Читать «Принцесса Брамбилла» онлайн - страница 67

Эрнст Теодор Амадей Гофман

Глава седьмая

О том, как одному молодому человеку в «Caffe greco» были приписаны ужасные вещи, как импресарио ощутил раскаяние, а картонная модель актера умерла от трагедий, аббата Кьяри. ― Хронический дуализм и двойной принц, который мыслил наперекор. ― Как некто в силу болезни глаз видел все шиворот-навыворот, потерял свои владения и не пошел гулять. ― Спор, ссора, разлука.
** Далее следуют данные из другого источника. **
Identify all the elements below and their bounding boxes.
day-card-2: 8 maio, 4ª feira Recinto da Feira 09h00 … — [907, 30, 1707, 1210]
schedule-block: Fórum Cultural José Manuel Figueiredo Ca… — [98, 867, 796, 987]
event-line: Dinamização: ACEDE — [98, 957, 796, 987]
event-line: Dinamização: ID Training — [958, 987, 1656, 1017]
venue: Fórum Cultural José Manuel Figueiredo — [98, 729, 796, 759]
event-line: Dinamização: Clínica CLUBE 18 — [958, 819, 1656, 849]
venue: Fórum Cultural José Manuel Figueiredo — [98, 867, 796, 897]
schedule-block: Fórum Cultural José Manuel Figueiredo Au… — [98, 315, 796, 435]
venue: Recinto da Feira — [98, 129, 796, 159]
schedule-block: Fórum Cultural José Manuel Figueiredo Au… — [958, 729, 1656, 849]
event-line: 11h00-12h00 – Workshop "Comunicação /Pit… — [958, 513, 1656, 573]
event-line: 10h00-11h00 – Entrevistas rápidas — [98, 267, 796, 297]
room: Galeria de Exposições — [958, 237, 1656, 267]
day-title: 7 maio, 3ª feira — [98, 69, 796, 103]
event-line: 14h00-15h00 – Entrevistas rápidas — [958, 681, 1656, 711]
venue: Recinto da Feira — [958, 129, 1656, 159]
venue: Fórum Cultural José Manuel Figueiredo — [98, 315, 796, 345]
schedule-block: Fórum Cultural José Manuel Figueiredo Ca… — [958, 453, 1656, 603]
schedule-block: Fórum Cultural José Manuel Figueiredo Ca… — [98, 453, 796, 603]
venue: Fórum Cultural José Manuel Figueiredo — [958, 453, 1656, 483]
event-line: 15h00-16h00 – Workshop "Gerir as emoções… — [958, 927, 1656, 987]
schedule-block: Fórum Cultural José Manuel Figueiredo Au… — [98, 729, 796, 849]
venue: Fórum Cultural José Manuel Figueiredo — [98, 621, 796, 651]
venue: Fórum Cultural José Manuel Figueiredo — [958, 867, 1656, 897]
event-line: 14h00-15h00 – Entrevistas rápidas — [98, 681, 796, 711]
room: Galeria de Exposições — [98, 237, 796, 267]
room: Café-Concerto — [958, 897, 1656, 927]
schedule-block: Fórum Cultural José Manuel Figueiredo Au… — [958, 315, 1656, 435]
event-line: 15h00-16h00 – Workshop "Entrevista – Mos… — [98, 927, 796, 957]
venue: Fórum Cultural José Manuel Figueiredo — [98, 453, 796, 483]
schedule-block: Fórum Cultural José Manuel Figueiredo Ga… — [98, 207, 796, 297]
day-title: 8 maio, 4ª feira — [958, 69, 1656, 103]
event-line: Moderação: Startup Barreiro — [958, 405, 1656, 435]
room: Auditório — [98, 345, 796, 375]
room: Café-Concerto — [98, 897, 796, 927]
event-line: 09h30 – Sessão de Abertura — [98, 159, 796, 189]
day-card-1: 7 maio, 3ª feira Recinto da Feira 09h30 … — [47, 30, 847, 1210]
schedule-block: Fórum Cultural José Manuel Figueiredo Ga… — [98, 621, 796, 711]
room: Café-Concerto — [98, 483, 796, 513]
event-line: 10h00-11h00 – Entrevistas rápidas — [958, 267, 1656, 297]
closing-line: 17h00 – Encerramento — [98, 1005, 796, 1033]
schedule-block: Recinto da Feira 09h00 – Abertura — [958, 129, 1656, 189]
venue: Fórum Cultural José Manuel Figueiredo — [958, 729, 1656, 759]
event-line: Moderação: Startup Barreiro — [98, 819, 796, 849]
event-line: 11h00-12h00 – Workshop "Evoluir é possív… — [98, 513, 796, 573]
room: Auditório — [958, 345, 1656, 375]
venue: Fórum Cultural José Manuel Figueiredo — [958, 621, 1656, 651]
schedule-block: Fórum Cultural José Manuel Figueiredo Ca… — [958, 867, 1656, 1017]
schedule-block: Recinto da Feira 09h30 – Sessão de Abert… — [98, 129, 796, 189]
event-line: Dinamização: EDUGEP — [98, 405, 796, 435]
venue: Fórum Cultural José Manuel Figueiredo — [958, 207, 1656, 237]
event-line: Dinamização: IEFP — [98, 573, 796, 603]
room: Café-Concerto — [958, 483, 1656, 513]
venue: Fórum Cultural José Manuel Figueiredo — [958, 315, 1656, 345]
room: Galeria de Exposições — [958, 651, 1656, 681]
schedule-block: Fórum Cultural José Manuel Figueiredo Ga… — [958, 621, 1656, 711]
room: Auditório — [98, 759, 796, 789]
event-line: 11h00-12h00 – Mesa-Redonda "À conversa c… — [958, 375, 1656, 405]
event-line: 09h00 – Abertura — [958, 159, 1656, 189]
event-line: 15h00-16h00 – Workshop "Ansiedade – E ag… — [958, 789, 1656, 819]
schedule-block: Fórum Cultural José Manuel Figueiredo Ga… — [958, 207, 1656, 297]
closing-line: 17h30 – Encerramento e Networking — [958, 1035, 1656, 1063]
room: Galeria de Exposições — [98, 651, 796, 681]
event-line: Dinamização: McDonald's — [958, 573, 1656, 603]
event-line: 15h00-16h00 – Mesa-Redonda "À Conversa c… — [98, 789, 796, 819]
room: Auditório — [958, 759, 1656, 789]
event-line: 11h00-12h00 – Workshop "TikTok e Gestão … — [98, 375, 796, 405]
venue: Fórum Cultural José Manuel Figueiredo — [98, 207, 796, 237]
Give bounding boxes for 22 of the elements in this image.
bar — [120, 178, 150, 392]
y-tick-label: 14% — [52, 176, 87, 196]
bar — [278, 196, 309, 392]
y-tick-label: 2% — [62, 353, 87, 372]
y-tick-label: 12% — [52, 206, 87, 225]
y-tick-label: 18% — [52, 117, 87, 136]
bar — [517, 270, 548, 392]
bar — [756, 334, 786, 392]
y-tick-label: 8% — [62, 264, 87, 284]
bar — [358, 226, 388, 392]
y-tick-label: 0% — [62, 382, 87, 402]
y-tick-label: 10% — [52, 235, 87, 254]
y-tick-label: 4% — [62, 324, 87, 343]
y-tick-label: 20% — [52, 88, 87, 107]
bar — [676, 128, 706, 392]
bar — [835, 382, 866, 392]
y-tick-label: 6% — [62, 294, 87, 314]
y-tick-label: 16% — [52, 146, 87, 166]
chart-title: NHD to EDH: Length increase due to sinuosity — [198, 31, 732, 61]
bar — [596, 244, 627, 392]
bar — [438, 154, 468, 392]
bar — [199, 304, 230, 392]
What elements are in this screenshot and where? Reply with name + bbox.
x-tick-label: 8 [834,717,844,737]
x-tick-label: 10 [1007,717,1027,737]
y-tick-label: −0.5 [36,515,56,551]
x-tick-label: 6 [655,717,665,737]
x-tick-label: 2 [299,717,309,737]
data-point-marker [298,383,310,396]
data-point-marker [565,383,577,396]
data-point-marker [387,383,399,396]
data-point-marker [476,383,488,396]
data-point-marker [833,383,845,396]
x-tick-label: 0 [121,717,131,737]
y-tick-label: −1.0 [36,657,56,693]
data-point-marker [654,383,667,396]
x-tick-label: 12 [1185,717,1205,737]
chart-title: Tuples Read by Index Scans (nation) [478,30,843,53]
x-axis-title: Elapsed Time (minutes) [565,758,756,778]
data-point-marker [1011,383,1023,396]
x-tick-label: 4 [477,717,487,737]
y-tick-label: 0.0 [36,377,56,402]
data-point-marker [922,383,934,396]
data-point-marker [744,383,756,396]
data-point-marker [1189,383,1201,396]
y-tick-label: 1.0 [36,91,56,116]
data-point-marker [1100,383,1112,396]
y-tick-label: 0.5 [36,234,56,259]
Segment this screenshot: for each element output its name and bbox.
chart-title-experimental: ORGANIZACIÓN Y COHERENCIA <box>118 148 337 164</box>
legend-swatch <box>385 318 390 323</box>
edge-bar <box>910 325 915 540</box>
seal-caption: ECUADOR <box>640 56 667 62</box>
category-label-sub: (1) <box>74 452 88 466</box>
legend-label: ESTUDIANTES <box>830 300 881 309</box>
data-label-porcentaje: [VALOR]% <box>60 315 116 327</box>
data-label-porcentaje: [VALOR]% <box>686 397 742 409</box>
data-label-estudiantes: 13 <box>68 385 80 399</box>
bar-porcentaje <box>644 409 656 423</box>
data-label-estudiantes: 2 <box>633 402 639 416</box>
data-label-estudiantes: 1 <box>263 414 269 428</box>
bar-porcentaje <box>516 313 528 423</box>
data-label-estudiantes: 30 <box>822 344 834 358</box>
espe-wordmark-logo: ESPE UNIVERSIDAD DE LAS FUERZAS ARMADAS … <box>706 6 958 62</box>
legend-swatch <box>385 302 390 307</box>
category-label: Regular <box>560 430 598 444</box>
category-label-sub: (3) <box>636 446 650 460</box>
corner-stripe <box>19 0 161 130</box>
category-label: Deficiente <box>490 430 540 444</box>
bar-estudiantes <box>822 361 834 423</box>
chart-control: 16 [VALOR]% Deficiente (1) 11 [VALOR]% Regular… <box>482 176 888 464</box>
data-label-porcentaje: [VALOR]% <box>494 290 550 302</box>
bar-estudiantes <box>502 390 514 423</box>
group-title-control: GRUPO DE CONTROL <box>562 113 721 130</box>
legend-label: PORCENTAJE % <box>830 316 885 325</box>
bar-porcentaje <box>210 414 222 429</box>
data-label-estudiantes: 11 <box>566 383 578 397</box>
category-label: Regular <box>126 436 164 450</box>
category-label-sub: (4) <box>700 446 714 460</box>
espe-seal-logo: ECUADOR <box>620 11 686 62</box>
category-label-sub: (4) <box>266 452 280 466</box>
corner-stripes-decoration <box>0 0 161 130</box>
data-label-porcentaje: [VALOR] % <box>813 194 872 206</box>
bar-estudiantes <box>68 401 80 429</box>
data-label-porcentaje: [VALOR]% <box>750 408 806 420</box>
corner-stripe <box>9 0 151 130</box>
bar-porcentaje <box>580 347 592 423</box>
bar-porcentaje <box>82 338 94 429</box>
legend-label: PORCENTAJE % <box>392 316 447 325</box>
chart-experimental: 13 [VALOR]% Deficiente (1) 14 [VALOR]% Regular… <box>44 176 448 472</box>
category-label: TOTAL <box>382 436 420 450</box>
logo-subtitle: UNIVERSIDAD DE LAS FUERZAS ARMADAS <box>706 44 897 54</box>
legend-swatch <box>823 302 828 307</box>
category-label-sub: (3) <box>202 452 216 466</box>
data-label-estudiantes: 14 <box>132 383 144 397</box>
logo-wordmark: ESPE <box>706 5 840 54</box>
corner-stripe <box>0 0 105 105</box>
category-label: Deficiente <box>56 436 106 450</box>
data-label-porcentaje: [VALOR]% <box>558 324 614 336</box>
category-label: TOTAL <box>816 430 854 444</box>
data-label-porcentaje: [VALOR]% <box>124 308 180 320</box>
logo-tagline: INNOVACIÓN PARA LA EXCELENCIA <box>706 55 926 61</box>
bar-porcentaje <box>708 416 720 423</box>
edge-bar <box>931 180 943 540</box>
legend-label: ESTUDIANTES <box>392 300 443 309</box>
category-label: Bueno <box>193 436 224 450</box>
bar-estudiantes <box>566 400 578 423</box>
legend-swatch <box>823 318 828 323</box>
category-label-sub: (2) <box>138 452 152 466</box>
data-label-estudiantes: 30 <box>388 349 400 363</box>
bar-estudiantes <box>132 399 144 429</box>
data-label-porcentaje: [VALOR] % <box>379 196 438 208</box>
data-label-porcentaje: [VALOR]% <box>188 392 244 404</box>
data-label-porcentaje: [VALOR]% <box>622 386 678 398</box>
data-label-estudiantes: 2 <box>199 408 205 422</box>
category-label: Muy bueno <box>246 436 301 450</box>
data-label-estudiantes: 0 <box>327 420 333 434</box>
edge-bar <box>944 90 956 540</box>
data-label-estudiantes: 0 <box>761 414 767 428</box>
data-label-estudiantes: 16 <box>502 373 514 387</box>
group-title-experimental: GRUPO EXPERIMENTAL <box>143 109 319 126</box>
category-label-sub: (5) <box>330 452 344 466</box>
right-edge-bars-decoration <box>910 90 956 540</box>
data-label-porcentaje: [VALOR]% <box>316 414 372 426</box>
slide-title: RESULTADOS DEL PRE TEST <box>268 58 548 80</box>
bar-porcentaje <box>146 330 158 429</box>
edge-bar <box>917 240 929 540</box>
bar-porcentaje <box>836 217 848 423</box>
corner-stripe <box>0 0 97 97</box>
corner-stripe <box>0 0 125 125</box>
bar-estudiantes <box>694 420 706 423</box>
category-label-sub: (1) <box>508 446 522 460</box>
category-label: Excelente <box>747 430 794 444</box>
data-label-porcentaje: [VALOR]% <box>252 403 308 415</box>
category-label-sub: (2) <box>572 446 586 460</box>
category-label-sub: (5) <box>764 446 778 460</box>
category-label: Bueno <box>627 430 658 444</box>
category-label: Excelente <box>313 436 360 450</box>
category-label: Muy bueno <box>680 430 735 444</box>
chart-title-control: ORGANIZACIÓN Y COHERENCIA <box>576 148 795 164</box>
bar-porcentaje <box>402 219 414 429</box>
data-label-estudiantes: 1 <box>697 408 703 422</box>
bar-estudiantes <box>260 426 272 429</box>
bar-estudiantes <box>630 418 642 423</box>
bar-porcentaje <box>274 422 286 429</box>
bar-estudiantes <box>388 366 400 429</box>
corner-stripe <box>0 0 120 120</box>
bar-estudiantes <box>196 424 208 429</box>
Вряд ли благосклонный читатель может пожаловаться, что в этой истории автор утомляет его большими расстояниями. Все место действия ― Корсо, дворец Пистойя, «Caffe greco» ― измеряется какой-нибудь сотней шагов и, не считая небольшого прыжка в сторону Урдар-сада, остается в том же тесном и легко обозримом кругу. Вот и сейчас, достаточно сделать несколько шагов, и любезнейший читатель снова очутится в «Caffe greco», где только четыре главы тому назад шарлатан Челионати рассказывал немецким буршам дивную историю о короле Офиохе и королеве Лирис.

Итак! В «Caffe greco» сидел в одиночестве красивый, изящно одетый молодой человек, явно погруженных! в столь глубокое раздумье, что двое мужчин, которые в это время заглянули в кофейню и подошли к нему, должны были трижды его окликнуть: «Синьор... Синьор... любезнейший синьор!» ― пока он наконец, словно очнувшись от сна, не спросил с учтивым достоинством, что им угодно.

Аббат Кьяри ― надо сказать, что двое неизвестных были аббат Кьяри, прославленный автор еще более прославленного «Белого мавра», и импресарио, променявший трагедии на фарс, ― аббат Кьяри сразу начал:

― Что же это вас, мой милейший синьор Джильо, совсем не видать? Где вы скрываетесь, что вас приходится разыскивать по всему Риму? Вы видите перед собой раскаявшегося грешника, обращенного на путь истинный силой и мощью моего слова. Он жаждет загладить проявленную к вам несправедливость и щедро возместить ущерб, каковой он вам причинил.

― Да, ― вмешался импресарио, ― да, синьор Джильо, я полностью признаюсь в своем неразумии, в своей слепоте. Как это я не сумел оценить ваш гений и хоть на минуту усомнился, что в вас одном найду свою опору! Вернитесь в мой театр, где вас снопа ожидают восторги, бурные рукоплескания всего мира!

― Не знаю, господа, ― ответил красивый молодой человек, удивленно глядя на аббата и импресарио. ― Не знаю, что вам, в сущности, от меня угодно? Вы называете меня чужим именем, говорите о совершенно незнакомых мне вещах... ведете себя так, будто знаете меня, а между тем я не помню, чтобы видел вас хоть раз в жизни.

― Ты правильно делаешь, Джильо, ― со слезами на глазах сказал импресарио, ― что так презрительно обращаешься со мной и притворяешься, будто и в глаза меня не видывал: поделом мне, я был ослом, прогнав тебя с подмостков. Все же, Джильо, мой мальчик, не будь злопамятным! Дай руку!

― Подумайте, синьор Джильо, ― прервал его аббат, ― подумайте обо мне, о «Белом мавре» и о том, что нигде вам не уготованы такие лавры, такая слава, как в театре этого честнейшего человека. Ведь он послал к чертям Арлекина со всей его грязной шайкой и опять сподобился счастья ставить мои трагедии!